Step-by-step explanation:
To determine the standard molar enthalpy of formation (ΔH°f) of NO(g), we can use Hess's Law, which states that the total enthalpy change for a chemical reaction is the same, regardless of the pathway taken. The given reaction is 2H2(g) + 2NO(g) → 2H2O(g) + N2(g) with ΔH = -664 kJ/mol. The enthalpy of formation for H2O(g) is given as -242 kJ/mol, so the formation of 2 moles of H2O(g) would contribute -2 * 242 kJ/mol = -484 kJ/mol to the reaction enthalpy.

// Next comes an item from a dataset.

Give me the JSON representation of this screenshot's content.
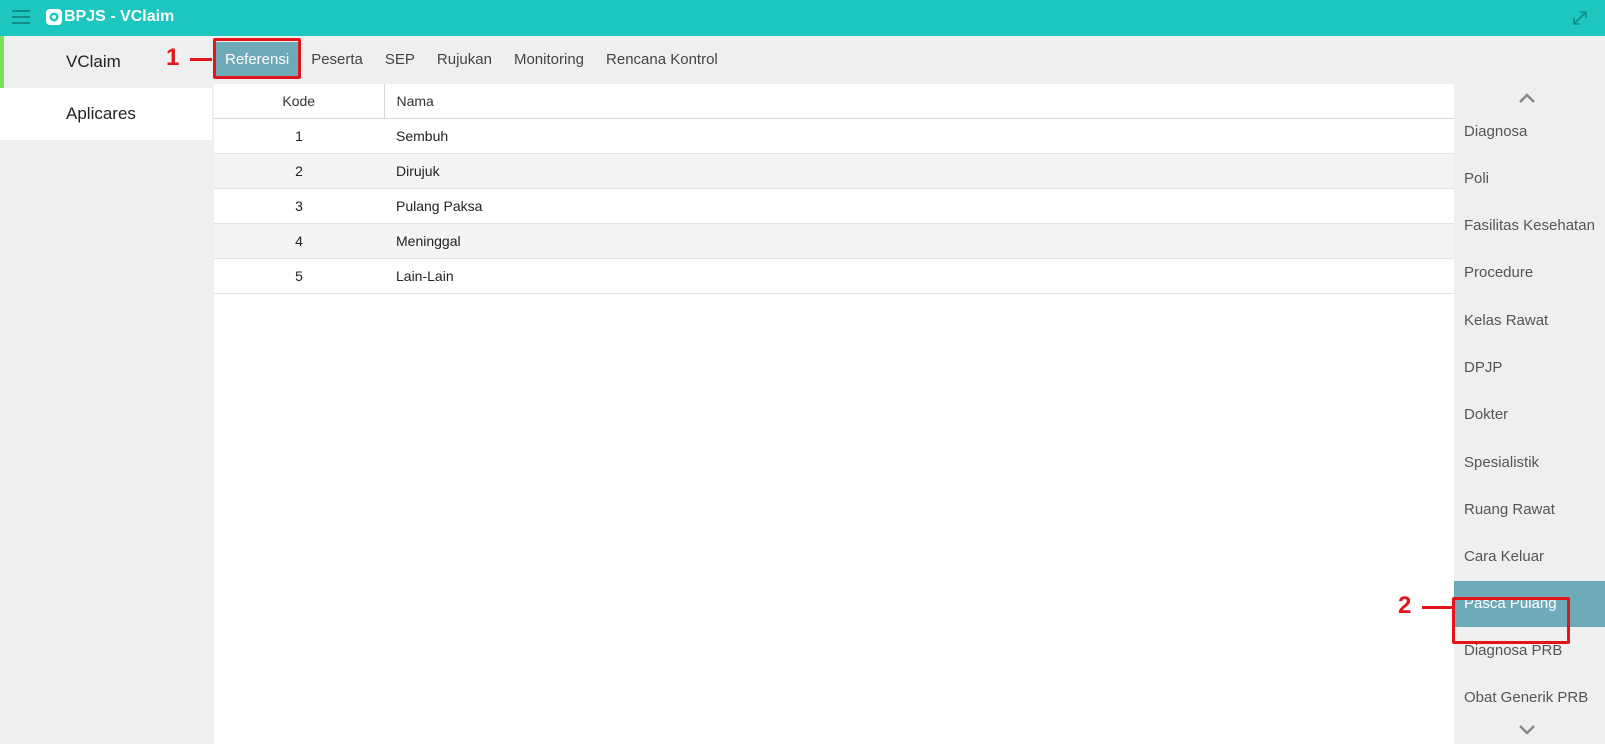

Therefore, the formation of 2 moles of NO(g) and 1 mole of N2(g) must account for the difference between the total reaction enthalpy and the contribution from water. The difference is: -664 kJ/mol (total) - (-484 kJ/mol for water) = -180 kJ/mol. Because we are dealing with 2 moles of NO(g), the enthalpy of formation of 1 mole of NO(g) is half of the difference, which is -180 kJ / 2 = -90 kJ/mol. However, the standard enthalpy of formation of elements in their standard state (like N2(g)) is zero, so all of the -180 kJ/mol is due to NO(g). Since the question asks for the heat of formation and does not specify the sign, the correct answer is 90 kJ/mol.